Monday, January 30, 2017

Monday Poetry Stretch - Things To Do

In honor of Elaine Magliaro, who has a new book coming out on February 7th, I thought it might be fun to write "Things To Do" poems.

Elaine wrote a terrific post way back in 2010 describing how she got started writing things to do poems. Inspired by the poems of Bobbi Katz, Elaine took to writing list poems in this format with her second graders. The post, The Super Duper "Things to Do" Poems Post, includes example poems written by/with her students, as well as links to original poems Elaine wrote in this form.
Elaine's book, Things to Do, is filled with poem that describe "things to do" if you are dawn, a bird, honeybee, an acorn, the sky, and more.

Here's an excerpt from a poem that didn't make it into this collection.

Things To Do If You Are a Castle

Stand on a stony cliff
overlooking the sea.
Wear a thick wall of armor.
Sprout tall turrets.
Be a haven.
Drop your drawbridge
for damsels in distress.

Read the poem in its entirety.

I hope you'll join me in writing a "Things To Do" poem this week.
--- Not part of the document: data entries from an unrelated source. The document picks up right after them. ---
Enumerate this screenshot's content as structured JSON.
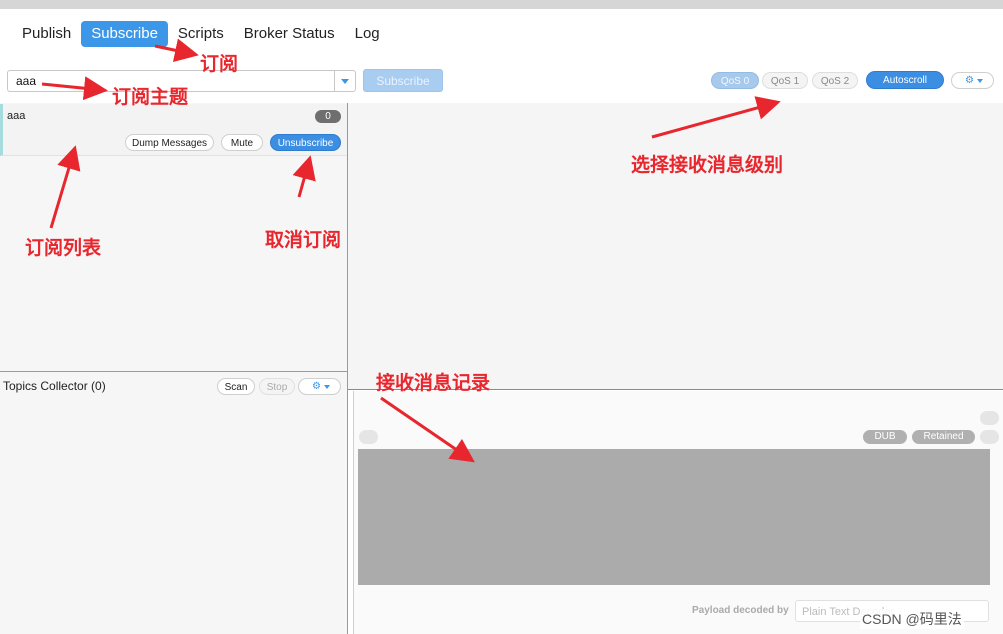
{
  "nav": {
    "tabs": [
      {
        "label": "Publish",
        "active": false
      },
      {
        "label": "Subscribe",
        "active": true
      },
      {
        "label": "Scripts",
        "active": false
      },
      {
        "label": "Broker Status",
        "active": false
      },
      {
        "label": "Log",
        "active": false
      }
    ]
  },
  "subscribe_bar": {
    "topic_value": "aaa",
    "subscribe_label": "Subscribe",
    "qos_options": [
      "QoS 0",
      "QoS 1",
      "QoS 2"
    ],
    "qos_selected": "QoS 0",
    "autoscroll_label": "Autoscroll",
    "settings_icon": "gear-icon"
  },
  "subscriptions": [
    {
      "topic": "aaa",
      "count": "0",
      "dump_label": "Dump Messages",
      "mute_label": "Mute",
      "unsubscribe_label": "Unsubscribe"
    }
  ],
  "topics_collector": {
    "title": "Topics Collector (0)",
    "scan_label": "Scan",
    "stop_label": "Stop"
  },
  "message_detail": {
    "tags": [
      "DUB",
      "Retained"
    ],
    "payload_label": "Payload decoded by",
    "payload_decoder": "Plain Text Decoder"
  },
  "annotations": {
    "subscribe": "订阅",
    "topic": "订阅主题",
    "qos": "选择接收消息级别",
    "list": "订阅列表",
    "unsubscribe": "取消订阅",
    "records": "接收消息记录"
  },
  "watermark": "CSDN @码里法",
  "colors": {
    "accent": "#3c97e8",
    "annotation": "#e8262d"
  }
}
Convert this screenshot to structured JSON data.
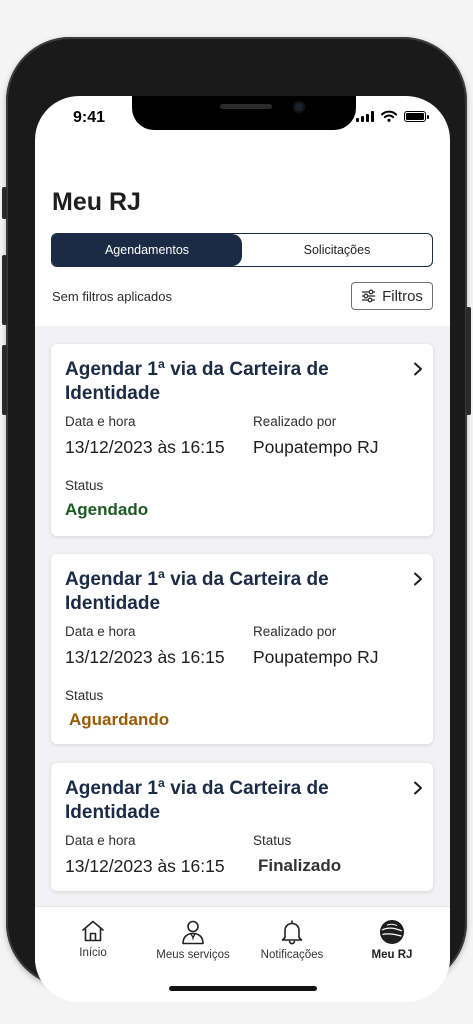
{
  "status_bar": {
    "time": "9:41"
  },
  "page": {
    "title": "Meu RJ",
    "tabs": [
      {
        "label": "Agendamentos",
        "active": true
      },
      {
        "label": "Solicitações",
        "active": false
      }
    ],
    "filter_status": "Sem filtros aplicados",
    "filter_button": "Filtros"
  },
  "cards": [
    {
      "title": "Agendar 1ª via da Carteira de Identidade",
      "date_label": "Data e hora",
      "date_value": "13/12/2023 às 16:15",
      "by_label": "Realizado por",
      "by_value": "Poupatempo RJ",
      "status_label": "Status",
      "status_value": "Agendado",
      "status_color": "#1d5a23"
    },
    {
      "title": "Agendar 1ª via da Carteira de Identidade",
      "date_label": "Data e hora",
      "date_value": "13/12/2023 às 16:15",
      "by_label": "Realizado por",
      "by_value": "Poupatempo RJ",
      "status_label": "Status",
      "status_value": "Aguardando",
      "status_color": "#9a5a00"
    },
    {
      "title": "Agendar 1ª via da Carteira de Identidade",
      "date_label": "Data e hora",
      "date_value": "13/12/2023 às 16:15",
      "status_label": "Status",
      "status_value": "Finalizado",
      "status_color": "#333333"
    }
  ],
  "tabbar": [
    {
      "label": "Início",
      "icon": "home-icon"
    },
    {
      "label": "Meus serviços",
      "icon": "services-person-icon"
    },
    {
      "label": "Notificações",
      "icon": "bell-icon"
    },
    {
      "label": "Meu RJ",
      "icon": "rj-globe-icon",
      "active": true
    }
  ],
  "colors": {
    "primary": "#1b2b45",
    "accent_dark": "#1b2b45"
  }
}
Please share a link to your poem or the poem itself in the comments.


  1. Oh, congratulations to Elaine! And what a wonderful concept. Can't wait to get the book!

    Things to Do If You’re an Icicle

    Hide beneath snow.
    Gleam in the sun.
    Make people slip.
    Practice being a stalactite.
    Melt a little.
    Wait for clouds.
    Wait for night.
    Freeze again.
    Be smooth.
    Be cold.
    Be a skating rink.
    Be a slide.

    —Kate Coombs, 2017
    all rights reserved

  2. This is just about my favorite poetic form, and I think Elaine is the one who introduced me to it. If You Were the Moon began as this kind of poem, and it still is, with just a one-spread intro added at the beginning. I will write one this week:>) I can't wait to see Elaine's lovely book.

    Wake up in a rush after alarm clock rings in new day.
    Scamper outside to the whirling wail of frosty winds.
    Screech to a halt for a long, well-earned piddle (and then some).
    Sniff crumpled leaves and acorns for a whiff of nature’s fragrance.
    Squirrel! Begin morning calisthenics by sprinting faster than an eye blink.
    Skedaddle back into warm domicile for a morning meal.
    Plop down on faded, burgundy couch, guard family abode … until lunch.